There is something to be said for gray hair (even when it’s been dyed blonde!) Perspective from years of living is a gift, but only if that gift is shared. The singing group, Mercy Me, has a beautiful, insightful song called “Dear Younger Me.” The title and the words of the song inspired me to write this letter to my younger self. Oh, what I would give to be able to go back and hear these words for myself, from the one who knows me best, decades earlier. Wouldn’t you? So here’s what I would like to say to my younger self, and I encourage you think about writing your younger self a similar letter – whether for your own benefit or to possibly share with others in the future.
I hope you will share this with your Teen…
Dear Younger Me,
There is so much I wish you knew during these teen years about what the rest of your life was going to be like. If you knew how much you were going to grow and change, I don’t think you would have been nearly as afraid of everything and everyone as you were. And your choices and decisions may have been different.
I remember how insecure and unnoticed you felt. Your whole world was wrapped up in yourself—wanting to blend in yet stand out; wanting to be noticed but deathly afraid of being put on the spot; wanting to be like everyone else, but wanting to be yourself as well. Your day could be euphoric by a boy talking to you, and then ruined when you saw him flirting with another. You would push aside the principles you were raised with in order to be included in what “everyone else” was doing. I would tell you to trust yourself and stand up for yourself, and not to let anyone take advantage of you or talk you into doing things you really didn’t want to do. I would tell you that the false bravery you felt from alcohol was exactly that, false! It didn’t change who you were or take away your fears and longings, it was simply a mask to the pain. I would tell you to talk to your parents about those fears and pain, because they knew and understood so much more than you thought they did. And if your parents are not accessible either physically or emotionally, look for another adult figure that you respect and admire their lives. I promise you, they will be thrilled that you are confiding in them.
I want you to know those long, agonizing years of high school are actually very short in comparison to the life ahead of you. Hours you spent pining over if someone liked you, or was mad at you, or if you were going to be included or left out, could have been so much more productive elsewhere. I want you to see yourself as God sees you since He created you. You were quiet, shy, introverted, and a book worm.
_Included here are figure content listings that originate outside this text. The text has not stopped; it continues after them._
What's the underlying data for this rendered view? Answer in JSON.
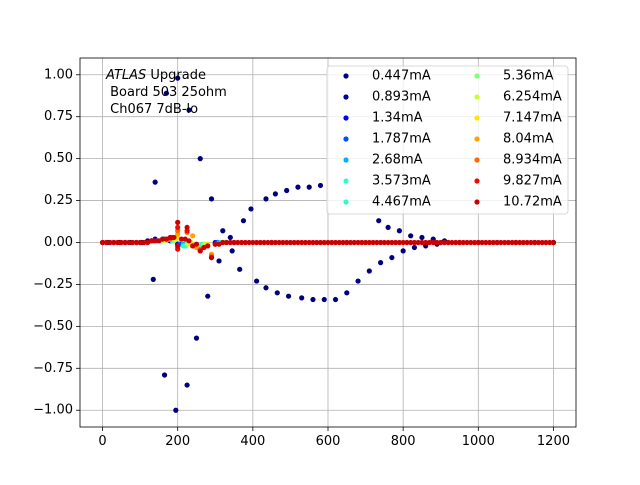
{
  "chart_data": {
    "type": "scatter",
    "title": "",
    "xlabel": "",
    "ylabel": "",
    "xlim": [
      -60,
      1260
    ],
    "ylim": [
      -1.1,
      1.1
    ],
    "xticks": [
      0,
      200,
      400,
      600,
      800,
      1000,
      1200
    ],
    "xtick_labels": [
      "0",
      "200",
      "400",
      "600",
      "800",
      "1000",
      "1200"
    ],
    "yticks": [
      -1.0,
      -0.75,
      -0.5,
      -0.25,
      0.0,
      0.25,
      0.5,
      0.75,
      1.0
    ],
    "ytick_labels": [
      "−1.00",
      "−0.75",
      "−0.50",
      "−0.25",
      "0.00",
      "0.25",
      "0.50",
      "0.75",
      "1.00"
    ],
    "grid": true,
    "legend_position": "top-right",
    "legend_columns": 2,
    "annotation": {
      "line1_italic": "ATLAS",
      "line1_rest": " Upgrade",
      "line2": " Board 503 25ohm",
      "line3": " Ch067 7dB-lo"
    },
    "series": [
      {
        "name": "0.447mA",
        "color": "#00007f",
        "points": [
          [
            0,
            0
          ],
          [
            15,
            0
          ],
          [
            30,
            0
          ],
          [
            45,
            0
          ],
          [
            60,
            0
          ],
          [
            75,
            0
          ],
          [
            90,
            0
          ],
          [
            105,
            0
          ],
          [
            120,
            0.01
          ],
          [
            135,
            -0.22
          ],
          [
            140,
            0.36
          ],
          [
            165,
            -0.79
          ],
          [
            170,
            0.89
          ],
          [
            195,
            -1.0
          ],
          [
            200,
            0.98
          ],
          [
            225,
            -0.85
          ],
          [
            230,
            0.79
          ],
          [
            250,
            -0.57
          ],
          [
            260,
            0.5
          ],
          [
            280,
            -0.32
          ],
          [
            290,
            0.26
          ],
          [
            310,
            -0.11
          ],
          [
            320,
            0.07
          ],
          [
            340,
            0.03
          ],
          [
            345,
            -0.05
          ],
          [
            365,
            -0.16
          ],
          [
            375,
            0.13
          ],
          [
            395,
            0.2
          ],
          [
            410,
            -0.23
          ],
          [
            435,
            -0.27
          ],
          [
            435,
            0.26
          ],
          [
            460,
            0.29
          ],
          [
            465,
            -0.3
          ],
          [
            490,
            0.31
          ],
          [
            495,
            -0.32
          ],
          [
            520,
            0.33
          ],
          [
            530,
            -0.33
          ],
          [
            550,
            0.33
          ],
          [
            560,
            -0.34
          ],
          [
            580,
            0.34
          ],
          [
            590,
            -0.34
          ],
          [
            620,
            -0.34
          ],
          [
            650,
            -0.3
          ],
          [
            680,
            -0.23
          ],
          [
            710,
            -0.17
          ],
          [
            735,
            0.13
          ],
          [
            740,
            -0.12
          ],
          [
            760,
            0.09
          ],
          [
            770,
            -0.09
          ],
          [
            790,
            0.07
          ],
          [
            800,
            -0.05
          ],
          [
            820,
            0.04
          ],
          [
            830,
            -0.03
          ],
          [
            850,
            0.03
          ],
          [
            860,
            -0.02
          ],
          [
            880,
            0.02
          ],
          [
            890,
            -0.01
          ],
          [
            910,
            0.01
          ],
          [
            920,
            0
          ],
          [
            950,
            0
          ],
          [
            1000,
            0
          ],
          [
            1050,
            0
          ],
          [
            1100,
            0
          ],
          [
            1150,
            0
          ],
          [
            1200,
            0
          ]
        ]
      },
      {
        "name": "0.893mA",
        "color": "#00009b",
        "points": [
          [
            100,
            0
          ],
          [
            140,
            0.02
          ],
          [
            160,
            0.02
          ],
          [
            180,
            0.01
          ],
          [
            200,
            -0.01
          ],
          [
            220,
            -0.02
          ],
          [
            250,
            -0.02
          ],
          [
            300,
            -0.01
          ],
          [
            350,
            0
          ],
          [
            450,
            0
          ],
          [
            650,
            0
          ],
          [
            900,
            0
          ],
          [
            1200,
            0
          ]
        ]
      },
      {
        "name": "1.34mA",
        "color": "#0000e8",
        "points": [
          [
            130,
            0.01
          ],
          [
            160,
            0.02
          ],
          [
            200,
            -0.01
          ],
          [
            240,
            -0.02
          ],
          [
            300,
            0
          ]
        ]
      },
      {
        "name": "1.787mA",
        "color": "#0050ff",
        "points": [
          [
            135,
            0.01
          ],
          [
            165,
            0.02
          ],
          [
            205,
            -0.01
          ],
          [
            245,
            -0.02
          ],
          [
            305,
            0
          ]
        ]
      },
      {
        "name": "2.68mA",
        "color": "#00b0ff",
        "points": [
          [
            145,
            0.01
          ],
          [
            175,
            0.02
          ],
          [
            215,
            -0.01
          ],
          [
            255,
            -0.02
          ],
          [
            310,
            0
          ]
        ]
      },
      {
        "name": "3.573mA",
        "color": "#29ffce",
        "points": [
          [
            150,
            0.01
          ],
          [
            180,
            0.02
          ],
          [
            215,
            -0.02
          ],
          [
            260,
            -0.02
          ],
          [
            315,
            0
          ]
        ]
      },
      {
        "name": "4.467mA",
        "color": "#29ffce",
        "points": [
          [
            155,
            0.01
          ],
          [
            185,
            0.01
          ],
          [
            220,
            -0.02
          ],
          [
            265,
            -0.01
          ],
          [
            320,
            0
          ]
        ]
      },
      {
        "name": "5.36mA",
        "color": "#7dff7a",
        "points": [
          [
            160,
            0.01
          ],
          [
            190,
            0.01
          ],
          [
            225,
            -0.01
          ],
          [
            270,
            -0.01
          ],
          [
            325,
            0
          ]
        ]
      },
      {
        "name": "6.254mA",
        "color": "#ceff29",
        "points": [
          [
            165,
            0.01
          ],
          [
            195,
            0.02
          ],
          [
            230,
            -0.01
          ],
          [
            275,
            -0.01
          ]
        ]
      },
      {
        "name": "7.147mA",
        "color": "#ffe600",
        "points": [
          [
            170,
            0.02
          ],
          [
            200,
            0.03
          ],
          [
            235,
            0
          ],
          [
            280,
            -0.01
          ]
        ]
      },
      {
        "name": "8.04mA",
        "color": "#ffa300",
        "points": [
          [
            175,
            0.02
          ],
          [
            200,
            0.05
          ],
          [
            200,
            -0.02
          ],
          [
            240,
            0.04
          ],
          [
            250,
            -0.03
          ],
          [
            290,
            -0.07
          ]
        ]
      },
      {
        "name": "8.934mA",
        "color": "#ff6800",
        "points": [
          [
            180,
            0.02
          ],
          [
            200,
            0.07
          ],
          [
            200,
            -0.03
          ],
          [
            225,
            0.06
          ],
          [
            260,
            -0.04
          ],
          [
            290,
            -0.08
          ]
        ]
      },
      {
        "name": "9.827mA",
        "color": "#f10800",
        "points": [
          [
            185,
            0.03
          ],
          [
            200,
            0.09
          ],
          [
            200,
            -0.04
          ],
          [
            225,
            0.07
          ],
          [
            260,
            -0.05
          ],
          [
            290,
            -0.09
          ]
        ]
      },
      {
        "name": "10.72mA",
        "color": "#cc0000",
        "points": [
          [
            0,
            0
          ],
          [
            10,
            0
          ],
          [
            20,
            0
          ],
          [
            30,
            0
          ],
          [
            40,
            0
          ],
          [
            50,
            0
          ],
          [
            60,
            0
          ],
          [
            70,
            0
          ],
          [
            80,
            0
          ],
          [
            90,
            0
          ],
          [
            100,
            0
          ],
          [
            110,
            0
          ],
          [
            120,
            0
          ],
          [
            130,
            0.01
          ],
          [
            140,
            0.01
          ],
          [
            150,
            0.01
          ],
          [
            160,
            0.02
          ],
          [
            170,
            0.02
          ],
          [
            180,
            0.03
          ],
          [
            190,
            0.03
          ],
          [
            200,
            0.12
          ],
          [
            200,
            -0.02
          ],
          [
            210,
            0.02
          ],
          [
            220,
            0.02
          ],
          [
            225,
            0.09
          ],
          [
            230,
            0.01
          ],
          [
            240,
            -0.02
          ],
          [
            250,
            -0.01
          ],
          [
            260,
            -0.05
          ],
          [
            270,
            -0.03
          ],
          [
            280,
            -0.02
          ],
          [
            290,
            -0.09
          ],
          [
            300,
            -0.01
          ],
          [
            310,
            -0.01
          ],
          [
            320,
            0
          ],
          [
            330,
            0
          ],
          [
            340,
            0
          ],
          [
            350,
            0
          ],
          [
            360,
            0
          ],
          [
            370,
            0
          ],
          [
            380,
            0
          ],
          [
            390,
            0
          ],
          [
            400,
            0
          ],
          [
            410,
            0
          ],
          [
            420,
            0
          ],
          [
            430,
            0
          ],
          [
            440,
            0
          ],
          [
            450,
            0
          ],
          [
            460,
            0
          ],
          [
            470,
            0
          ],
          [
            480,
            0
          ],
          [
            490,
            0
          ],
          [
            500,
            0
          ],
          [
            510,
            0
          ],
          [
            520,
            0
          ],
          [
            530,
            0
          ],
          [
            540,
            0
          ],
          [
            550,
            0
          ],
          [
            560,
            0
          ],
          [
            570,
            0
          ],
          [
            580,
            0
          ],
          [
            590,
            0
          ],
          [
            600,
            0
          ],
          [
            610,
            0
          ],
          [
            620,
            0
          ],
          [
            630,
            0
          ],
          [
            640,
            0
          ],
          [
            650,
            0
          ],
          [
            660,
            0
          ],
          [
            670,
            0
          ],
          [
            680,
            0
          ],
          [
            690,
            0
          ],
          [
            700,
            0
          ],
          [
            710,
            0
          ],
          [
            720,
            0
          ],
          [
            730,
            0
          ],
          [
            740,
            0
          ],
          [
            750,
            0
          ],
          [
            760,
            0
          ],
          [
            770,
            0
          ],
          [
            780,
            0
          ],
          [
            790,
            0
          ],
          [
            800,
            0
          ],
          [
            810,
            0
          ],
          [
            820,
            0
          ],
          [
            830,
            0
          ],
          [
            840,
            0
          ],
          [
            850,
            0
          ],
          [
            860,
            0
          ],
          [
            870,
            0
          ],
          [
            880,
            0
          ],
          [
            890,
            0
          ],
          [
            900,
            0
          ],
          [
            910,
            0
          ],
          [
            920,
            0
          ],
          [
            930,
            0
          ],
          [
            940,
            0
          ],
          [
            950,
            0
          ],
          [
            960,
            0
          ],
          [
            970,
            0
          ],
          [
            980,
            0
          ],
          [
            990,
            0
          ],
          [
            1000,
            0
          ],
          [
            1010,
            0
          ],
          [
            1020,
            0
          ],
          [
            1030,
            0
          ],
          [
            1040,
            0
          ],
          [
            1050,
            0
          ],
          [
            1060,
            0
          ],
          [
            1070,
            0
          ],
          [
            1080,
            0
          ],
          [
            1090,
            0
          ],
          [
            1100,
            0
          ],
          [
            1110,
            0
          ],
          [
            1120,
            0
          ],
          [
            1130,
            0
          ],
          [
            1140,
            0
          ],
          [
            1150,
            0
          ],
          [
            1160,
            0
          ],
          [
            1170,
            0
          ],
          [
            1180,
            0
          ],
          [
            1190,
            0
          ],
          [
            1200,
            0
          ]
        ]
      }
    ]
  }
}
Instead of fighting that, I wish you would have embraced all the positives – your quiet, calm makes you a good friend; your ability to listen vs. talking allows others to feel valued; your love of reading is going to lead to a life of never-ending learning, personal growth, and pleasure. People will be drawn to your kindness and thoughtfulness.
On the flip side, your fears that kept you from trying new things will handicap you throughout your adult life until you force yourself to not worry about being embarrassed and just try it. Yes, there are many things you will not enjoy but there are a lot that will surprise you. Join in on more activities that are outside your comfort zone. Don’t let fear keep you from going to camps and on mission trips and being open to adventure – so many of these events will help you to see the bigger world out there and keep from only focusing only on yourself. Don’t miss out on new experiences--you are going to go on and do things you never thought possible!
I would tell you to relax and enjoy these years. Look forward to each day and enjoy it as you will never have this little responsibility and free time again. I would tell you to appreciate your parents and all the hard work they do to provide a secure life for you. I would tell you to engage with your family more instead of hiding in your room; to talk to, listen, and be silly with your dad because he will be gone too soon; to join your mom in the kitchen and garden and in the household chores because it will be much more challenging to learn how to do these things when you’re out on your own. I would tell you to invite your sisters into your life instead of being annoyed by them and pushing them away—they want to be with you because they look up to you, and some day they will be your best friends when other friendships have faded away.
I would tell you to be aware of your habits; many of the negative habits you begin now will take a lot of work to change as an adult.
And finally, I would remind you to love and accept yourself. It is impossible to love others until you can love and accept yourself. Know that you have a long way to go but you are stronger than you know. Know that there are going to be some amazingly wonderful times ahead in your life. There will also be pain ahead – but don’t let it frighten you. It is what is going to help you grow into an amazing, Godly woman who will share her life with others to help them along the path as well. See yourself as the gift you are, and enjoy the ride!